Calpine Corp.’s (NYSE: CPN) Deepwater Energy Center in New Jersey is currently scheduled to be retired in May 2014, while three other peakers in the same state are also due for retirement.
Calpine, in its Feb. 13 annual Form 10-K report, said that Deepwater is a steam cycle facility in New Jersey that has 158 MW of peaking capacity. The plant is located on the Delaware River in New Jersey. The original plant construction began in 1929. The two remaining operating units were constructed in the 1950s.
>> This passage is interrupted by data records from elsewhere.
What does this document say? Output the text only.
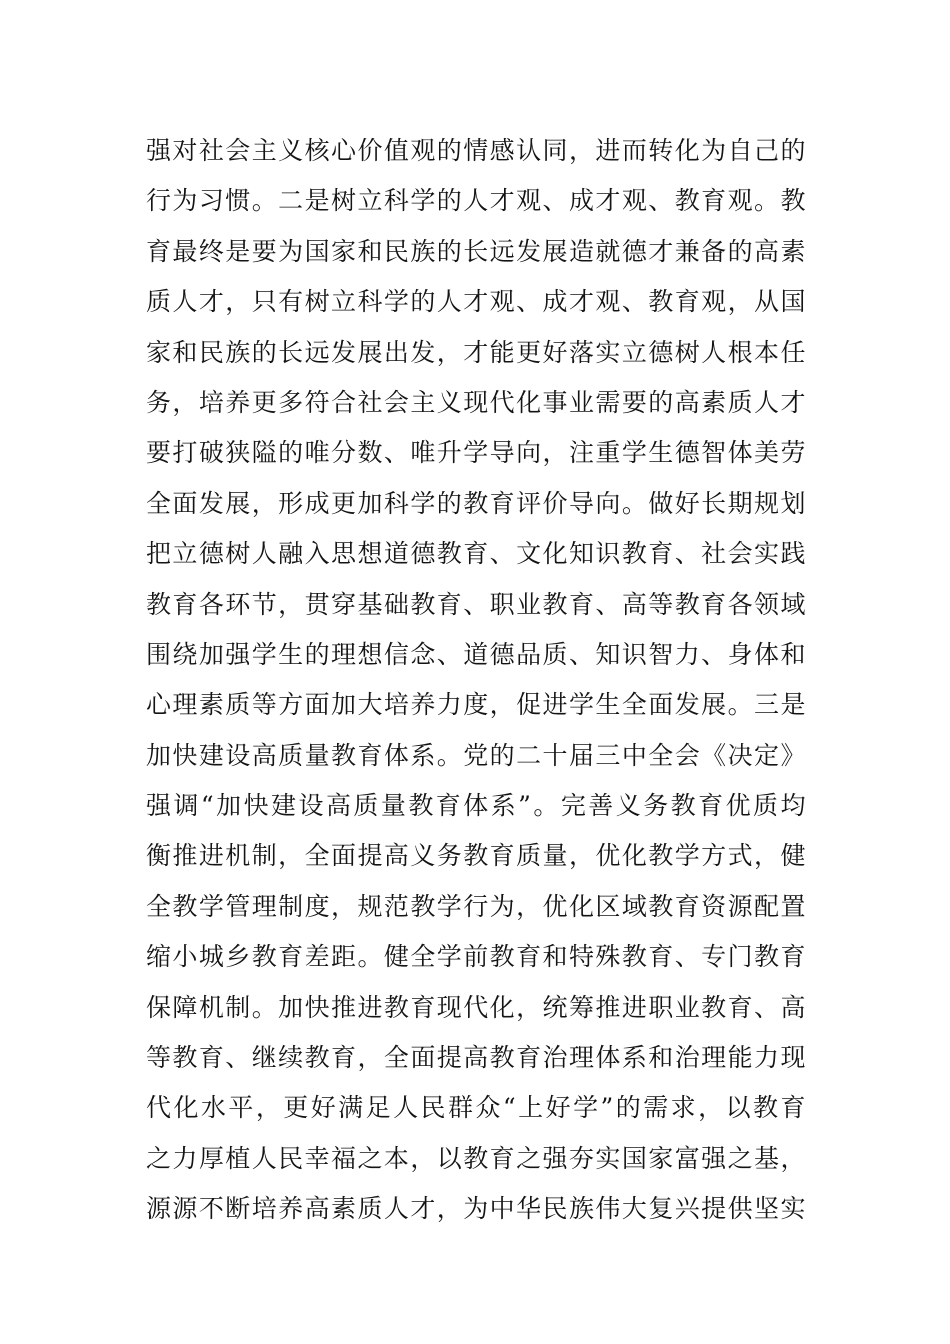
强对社会主义核心价值观的情感认同，进而转化为自己的
行为习惯。二是树立科学的人才观、成才观、教育观。教
育最终是要为国家和民族的长远发展造就德才兼备的高素
质人才，只有树立科学的人才观、成才观、教育观，从国
家和民族的长远发展出发，才能更好落实立德树人根本任
务，培养更多符合社会主义现代化事业需要的高素质人才
要打破狭隘的唯分数、唯升学导向，注重学生德智体美劳
全面发展，形成更加科学的教育评价导向。做好长期规划
把立德树人融入思想道德教育、文化知识教育、社会实践
教育各环节，贯穿基础教育、职业教育、高等教育各领域
围绕加强学生的理想信念、道德品质、知识智力、身体和
心理素质等方面加大培养力度，促进学生全面发展。三是
加快建设高质量教育体系。党的二十届三中全会《决定》
强调“加快建设高质量教育体系”。完善义务教育优质均
衡推进机制，全面提高义务教育质量，优化教学方式，健
全教学管理制度，规范教学行为，优化区域教育资源配置
缩小城乡教育差距。健全学前教育和特殊教育、专门教育
保障机制。加快推进教育现代化，统筹推进职业教育、高
等教育、继续教育，全面提高教育治理体系和治理能力现
代化水平，更好满足人民群众“上好学”的需求，以教育
之力厚植人民幸福之本，以教育之强夯实国家富强之基，
源源不断培养高素质人才，为中华民族伟大复兴提供坚实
Calpine acquired Deepwater in 2010 as part of its purchase of the Conectiv Energy assets.
The company said that in the case of three other New Jersey plants, also acquired in 2010 in the Conectiv deal, it has provided notice to PJM Interconnection that it plans to retire these units before commencement of the PJM Reliability Pricing Model 2015/2016 delivery year:
- Middle Energy Center, simple cycle, 77 MW peaking;
- Cedar Energy Center, simple cycle, 68 MW peaking; and
- Missouri Avenue Energy Center, simple cycle, 60 MW peaking.
The Form 10-K said the retirements are mainly due to a New Jersey air program. “New Jersey’s High Electric Demand Day (‘HEDD’) Rule limits NOx emissions from turbines and boilers. Beginning in 2015, Phase 2 of the HEDD Rule will require investments in emissions controls on some of our peaking power plants. We have provided notice to PJM that we plan to retire our 158 MW Deepwater Energy Center before the commencement of the PJM 2014/2015 delivery year and our 68 MW Cedar Energy Center, 60 MW Missouri Avenue Energy Center, and 77 MW Middle Energy Center before the commencement of the PJM 2015/2016 delivery year. In the event certain transmission upgrades are not completed as planned, PJM may require one or more of the plants to continue to operate for a period of time, but we would be entitled to full cost recovery.”
Calpine added about the HEDD program: “We plan to install emissions control equipment at our 73 MW Carll’s Corner Energy Center and 67 MW Mickleton Energy Center as these power plants cleared PJM’s 2015/2016 base residual auction. All six of our power plants impacted by the HEDD Rule will be fully depreciated by June 2015. We expect that the retirement of these power plants or installation of emissions controls will not have a material impact on our financial condition, results of operations or cash flows.”